Taking that lead: This family historian has Eliza Ann Bowell (1802-1865), daughter or niece of Abner Bowell of Fayetteville, marrying Archibald Ochiltree (1793-1832), in 1818. She was widowed at thirty, and seems to have moved to Texas later in life, to be with one or more of her children. Looks like she may have had a son Hugh Ochiltree (1820-1891) who was born in NC, but was a lawyer and community leader in Madison, Texas. (Here's a picture of Hugh.) Ochiltree County, Texas, on the Oklahoma border, is named for Hugh's cousin (Eliza's nephew?) William Beck Ochiltree (1811-1867), who was also born in Fayetteville. The DAR record for Hugh Ochiltree's daughter Arabella Ochiltree Bancroft (1870-1924) has "Eliza A. Powell" as his mother.

So.... Eliza Ann Bowell was a Fayetteville girl, born 1802. She went to school in Warrenton when she was 13-14, for a year and a half, then married at 16 to Archibald Ochiltree. They had at least one child before Eliza was widowed 1832, at age 30. She may have moved to Texas and died there in 1865.

Wednesday, August 4, 2010

42. Martha Bond (1796-1845)

There was a student named Martha Bond in the rolls of the Mordecai school. She was there for three terms, starting summer 1810 and staying through the end of 1811. I don't have a hometown or adult's name attached to her name.

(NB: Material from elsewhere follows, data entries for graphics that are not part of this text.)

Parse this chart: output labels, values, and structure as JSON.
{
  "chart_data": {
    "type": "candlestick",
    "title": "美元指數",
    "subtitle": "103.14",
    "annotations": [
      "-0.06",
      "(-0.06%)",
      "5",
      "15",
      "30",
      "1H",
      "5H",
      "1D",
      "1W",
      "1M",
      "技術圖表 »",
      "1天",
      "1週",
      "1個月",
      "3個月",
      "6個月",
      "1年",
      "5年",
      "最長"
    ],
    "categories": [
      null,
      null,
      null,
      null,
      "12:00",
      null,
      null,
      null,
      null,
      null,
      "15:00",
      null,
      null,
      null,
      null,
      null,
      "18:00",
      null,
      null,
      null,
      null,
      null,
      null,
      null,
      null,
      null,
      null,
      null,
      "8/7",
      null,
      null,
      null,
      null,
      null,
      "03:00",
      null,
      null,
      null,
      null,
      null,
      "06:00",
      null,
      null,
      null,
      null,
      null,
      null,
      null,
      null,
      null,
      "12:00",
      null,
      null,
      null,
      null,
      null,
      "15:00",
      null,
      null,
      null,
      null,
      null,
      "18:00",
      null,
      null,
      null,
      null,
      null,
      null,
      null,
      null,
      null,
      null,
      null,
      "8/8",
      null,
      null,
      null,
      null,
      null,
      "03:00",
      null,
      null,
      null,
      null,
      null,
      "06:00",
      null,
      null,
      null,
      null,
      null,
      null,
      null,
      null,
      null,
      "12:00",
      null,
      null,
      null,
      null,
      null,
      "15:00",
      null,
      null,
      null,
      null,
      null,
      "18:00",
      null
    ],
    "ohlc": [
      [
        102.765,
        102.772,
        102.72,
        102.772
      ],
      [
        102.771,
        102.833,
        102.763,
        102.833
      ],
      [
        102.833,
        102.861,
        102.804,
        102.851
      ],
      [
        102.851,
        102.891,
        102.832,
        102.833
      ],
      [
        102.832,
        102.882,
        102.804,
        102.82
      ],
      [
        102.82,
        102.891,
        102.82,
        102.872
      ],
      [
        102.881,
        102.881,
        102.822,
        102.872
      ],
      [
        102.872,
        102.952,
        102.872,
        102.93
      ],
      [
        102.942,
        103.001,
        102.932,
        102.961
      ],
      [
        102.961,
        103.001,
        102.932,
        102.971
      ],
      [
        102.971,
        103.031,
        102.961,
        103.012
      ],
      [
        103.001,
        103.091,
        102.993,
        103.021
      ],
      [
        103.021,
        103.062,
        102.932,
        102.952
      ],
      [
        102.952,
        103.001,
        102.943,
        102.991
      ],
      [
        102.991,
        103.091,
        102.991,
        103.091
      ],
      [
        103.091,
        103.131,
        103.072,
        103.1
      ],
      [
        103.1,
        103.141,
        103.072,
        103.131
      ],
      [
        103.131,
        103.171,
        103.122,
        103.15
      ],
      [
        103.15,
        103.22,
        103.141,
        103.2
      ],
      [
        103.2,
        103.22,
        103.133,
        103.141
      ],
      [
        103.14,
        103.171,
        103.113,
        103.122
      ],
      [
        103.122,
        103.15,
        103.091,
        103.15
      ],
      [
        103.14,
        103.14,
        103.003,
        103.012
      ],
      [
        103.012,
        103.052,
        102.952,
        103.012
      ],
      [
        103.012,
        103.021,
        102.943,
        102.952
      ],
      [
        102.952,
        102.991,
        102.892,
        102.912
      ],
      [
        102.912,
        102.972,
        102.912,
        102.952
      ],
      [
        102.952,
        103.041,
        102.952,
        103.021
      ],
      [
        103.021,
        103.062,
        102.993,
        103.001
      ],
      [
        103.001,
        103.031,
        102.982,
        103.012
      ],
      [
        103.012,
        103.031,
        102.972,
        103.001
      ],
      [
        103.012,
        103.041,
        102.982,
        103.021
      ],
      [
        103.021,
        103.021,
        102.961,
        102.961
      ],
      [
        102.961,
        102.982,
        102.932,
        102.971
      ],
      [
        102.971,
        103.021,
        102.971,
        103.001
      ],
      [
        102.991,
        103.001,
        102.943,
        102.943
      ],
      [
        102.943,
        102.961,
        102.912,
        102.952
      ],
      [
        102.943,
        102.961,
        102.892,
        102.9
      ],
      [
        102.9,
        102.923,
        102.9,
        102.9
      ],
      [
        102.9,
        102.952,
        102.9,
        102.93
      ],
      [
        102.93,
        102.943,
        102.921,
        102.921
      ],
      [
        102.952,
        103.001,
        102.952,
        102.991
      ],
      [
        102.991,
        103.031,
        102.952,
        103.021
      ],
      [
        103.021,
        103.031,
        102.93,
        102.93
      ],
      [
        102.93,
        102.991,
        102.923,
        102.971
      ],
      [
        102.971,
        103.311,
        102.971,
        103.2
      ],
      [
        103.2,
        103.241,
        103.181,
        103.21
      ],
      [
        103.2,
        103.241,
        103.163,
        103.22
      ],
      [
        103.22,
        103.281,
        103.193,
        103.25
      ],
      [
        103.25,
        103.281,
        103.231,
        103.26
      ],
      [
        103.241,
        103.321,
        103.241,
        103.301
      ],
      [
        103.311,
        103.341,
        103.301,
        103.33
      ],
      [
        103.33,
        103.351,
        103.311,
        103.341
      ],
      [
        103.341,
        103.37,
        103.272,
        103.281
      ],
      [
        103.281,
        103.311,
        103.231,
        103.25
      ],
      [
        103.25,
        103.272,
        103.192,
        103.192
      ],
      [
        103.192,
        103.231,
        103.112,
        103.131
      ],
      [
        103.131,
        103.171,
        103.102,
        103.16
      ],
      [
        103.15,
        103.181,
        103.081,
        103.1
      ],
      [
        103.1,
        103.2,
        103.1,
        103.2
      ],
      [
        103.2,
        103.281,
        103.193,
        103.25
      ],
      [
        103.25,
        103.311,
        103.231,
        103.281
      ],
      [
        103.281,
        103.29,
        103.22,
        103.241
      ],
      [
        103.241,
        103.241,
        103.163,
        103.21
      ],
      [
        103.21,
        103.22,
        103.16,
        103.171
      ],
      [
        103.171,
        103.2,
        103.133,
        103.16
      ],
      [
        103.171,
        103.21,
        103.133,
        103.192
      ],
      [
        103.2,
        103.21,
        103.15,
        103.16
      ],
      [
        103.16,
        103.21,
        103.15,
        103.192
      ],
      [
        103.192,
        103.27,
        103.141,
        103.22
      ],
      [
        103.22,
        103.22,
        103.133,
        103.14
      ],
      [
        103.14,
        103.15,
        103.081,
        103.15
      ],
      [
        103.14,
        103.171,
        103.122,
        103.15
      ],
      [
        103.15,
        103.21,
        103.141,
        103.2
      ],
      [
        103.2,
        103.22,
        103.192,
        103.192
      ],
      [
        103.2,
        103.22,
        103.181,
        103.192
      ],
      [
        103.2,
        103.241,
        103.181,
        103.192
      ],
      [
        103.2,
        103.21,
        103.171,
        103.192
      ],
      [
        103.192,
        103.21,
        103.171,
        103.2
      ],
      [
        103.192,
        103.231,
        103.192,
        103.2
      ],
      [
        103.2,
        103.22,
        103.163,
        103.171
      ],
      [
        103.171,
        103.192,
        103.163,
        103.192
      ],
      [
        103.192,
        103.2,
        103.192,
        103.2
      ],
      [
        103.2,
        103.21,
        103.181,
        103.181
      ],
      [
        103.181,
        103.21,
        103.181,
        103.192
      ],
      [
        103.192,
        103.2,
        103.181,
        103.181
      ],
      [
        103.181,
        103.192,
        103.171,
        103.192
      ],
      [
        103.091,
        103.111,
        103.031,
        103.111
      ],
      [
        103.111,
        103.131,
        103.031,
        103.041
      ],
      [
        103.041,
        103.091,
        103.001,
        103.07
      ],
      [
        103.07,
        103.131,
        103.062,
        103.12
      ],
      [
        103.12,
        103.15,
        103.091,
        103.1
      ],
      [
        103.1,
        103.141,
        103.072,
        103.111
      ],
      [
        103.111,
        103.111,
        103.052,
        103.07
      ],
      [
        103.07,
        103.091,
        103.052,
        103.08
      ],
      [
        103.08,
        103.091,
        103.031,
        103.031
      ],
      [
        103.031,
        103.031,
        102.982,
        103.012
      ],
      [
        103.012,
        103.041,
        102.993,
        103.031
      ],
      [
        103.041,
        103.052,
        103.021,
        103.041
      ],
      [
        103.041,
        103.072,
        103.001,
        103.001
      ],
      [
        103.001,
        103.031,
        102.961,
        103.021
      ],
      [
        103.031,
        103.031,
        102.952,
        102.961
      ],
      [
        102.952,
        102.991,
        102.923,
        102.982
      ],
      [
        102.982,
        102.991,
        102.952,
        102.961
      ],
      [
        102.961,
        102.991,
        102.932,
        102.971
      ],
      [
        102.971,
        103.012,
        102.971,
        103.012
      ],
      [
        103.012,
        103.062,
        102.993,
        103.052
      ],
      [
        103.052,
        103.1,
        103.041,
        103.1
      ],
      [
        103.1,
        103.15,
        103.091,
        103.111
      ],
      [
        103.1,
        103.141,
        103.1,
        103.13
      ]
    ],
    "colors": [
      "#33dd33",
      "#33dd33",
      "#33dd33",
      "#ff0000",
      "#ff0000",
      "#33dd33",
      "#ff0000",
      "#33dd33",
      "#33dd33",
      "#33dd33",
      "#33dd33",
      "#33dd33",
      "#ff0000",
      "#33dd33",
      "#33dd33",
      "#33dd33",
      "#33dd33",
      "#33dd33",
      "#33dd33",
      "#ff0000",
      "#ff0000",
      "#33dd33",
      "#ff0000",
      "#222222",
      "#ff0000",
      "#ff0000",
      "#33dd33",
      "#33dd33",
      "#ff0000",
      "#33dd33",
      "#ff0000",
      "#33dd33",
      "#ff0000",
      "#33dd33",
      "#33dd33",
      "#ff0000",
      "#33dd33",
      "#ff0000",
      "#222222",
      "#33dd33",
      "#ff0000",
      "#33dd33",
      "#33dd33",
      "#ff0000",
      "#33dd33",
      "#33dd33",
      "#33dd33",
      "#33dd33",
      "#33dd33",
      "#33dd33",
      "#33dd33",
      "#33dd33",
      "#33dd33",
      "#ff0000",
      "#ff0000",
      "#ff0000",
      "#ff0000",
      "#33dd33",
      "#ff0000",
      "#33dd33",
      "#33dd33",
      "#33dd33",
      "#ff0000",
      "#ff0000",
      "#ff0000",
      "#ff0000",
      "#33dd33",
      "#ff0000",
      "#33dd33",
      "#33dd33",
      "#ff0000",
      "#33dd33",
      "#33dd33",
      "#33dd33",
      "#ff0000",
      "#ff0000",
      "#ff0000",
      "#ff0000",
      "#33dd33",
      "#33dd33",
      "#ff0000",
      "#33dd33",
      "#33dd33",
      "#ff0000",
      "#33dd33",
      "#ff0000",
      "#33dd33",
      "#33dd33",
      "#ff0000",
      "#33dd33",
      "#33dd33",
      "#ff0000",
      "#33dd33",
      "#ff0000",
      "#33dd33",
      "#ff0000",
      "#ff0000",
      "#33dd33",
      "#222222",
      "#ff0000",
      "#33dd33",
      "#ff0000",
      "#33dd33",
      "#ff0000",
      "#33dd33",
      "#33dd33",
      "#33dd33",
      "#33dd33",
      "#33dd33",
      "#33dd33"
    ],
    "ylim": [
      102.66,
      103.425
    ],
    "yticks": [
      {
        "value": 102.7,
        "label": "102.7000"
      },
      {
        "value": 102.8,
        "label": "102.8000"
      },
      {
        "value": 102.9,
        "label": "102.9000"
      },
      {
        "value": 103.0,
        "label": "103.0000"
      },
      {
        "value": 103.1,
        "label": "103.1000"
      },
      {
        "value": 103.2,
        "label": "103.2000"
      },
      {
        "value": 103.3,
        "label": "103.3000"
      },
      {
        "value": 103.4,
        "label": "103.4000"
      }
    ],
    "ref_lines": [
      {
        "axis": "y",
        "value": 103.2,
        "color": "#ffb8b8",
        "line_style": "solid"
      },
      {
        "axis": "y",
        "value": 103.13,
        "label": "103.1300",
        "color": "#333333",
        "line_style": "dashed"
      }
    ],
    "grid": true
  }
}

Seems like that should be a pretty dead end for further exploration, but just to be sure, searched out a "Martha Bond" in NC around the right age. And I found one! Martha Bond, daughter of James Bond (1760-1812) and Mary Hoskins (1767-1831), married David Small in 1822. Her parents married in 1787, and she was the third of their six children, which likely lands her birth year in the mid-1790s--very plausible for a Mordecai student in 1811. What makes this Martha Bond Small a very likely candidate is her family connections... Mary Hoskins, born in Chowan County NC, was kin to the Blount/Blunt family (see previous entry). Three of Mary's siblings married people named Blount.

The North Carolina Historical Register has Martha Bond Small as mother of six: Jane E. Small (1829-1873), William B. Small (1831-1854), Mary Frances Small (1831-1835), David Small (1833-1866), Edmund Small (1835-1862), Thomas M. Small (1837-1909). She died a widow in 1845. Three of her sons were in the CSA; one died in the war; one died afterwards from an illness contracted in the army; and the youngest survived as a disabled veteran ("His lameness is very perceptible in walking").

Remembering that some Marthas were called "Patsy" or "Patsey" in her place and time, I also searched Pats(e)y Bond Halls... sure enough, there's mention of her marriage to David Small as "Patsey Bond," married by an Obadiah Small in Chowan County. These sources have her marrying in 1826 or 1828, which might match better with her children's birth dates. Someone in Edenton owns (or at least owned) the family bible of David and Martha Small, which shows her as born 8-14-1796. (And David Small as slightly younger, born 11-13-1796.)

So to sum it all up: Martha "Patsey" Bond was born 1796, the third child of her parents. She went to the Mordecai school just before she turned 14, and stayed until she was 15. Soon after she left school, her father died, in February 1812. Martha married when she was about 30, and had six children before she was widowed; one of her daughters, Mary Frances (possibly a twin?), died at age 4. Martha Bond Small died in 1845, age 49. When she died, her youngest sons were 10 and 8.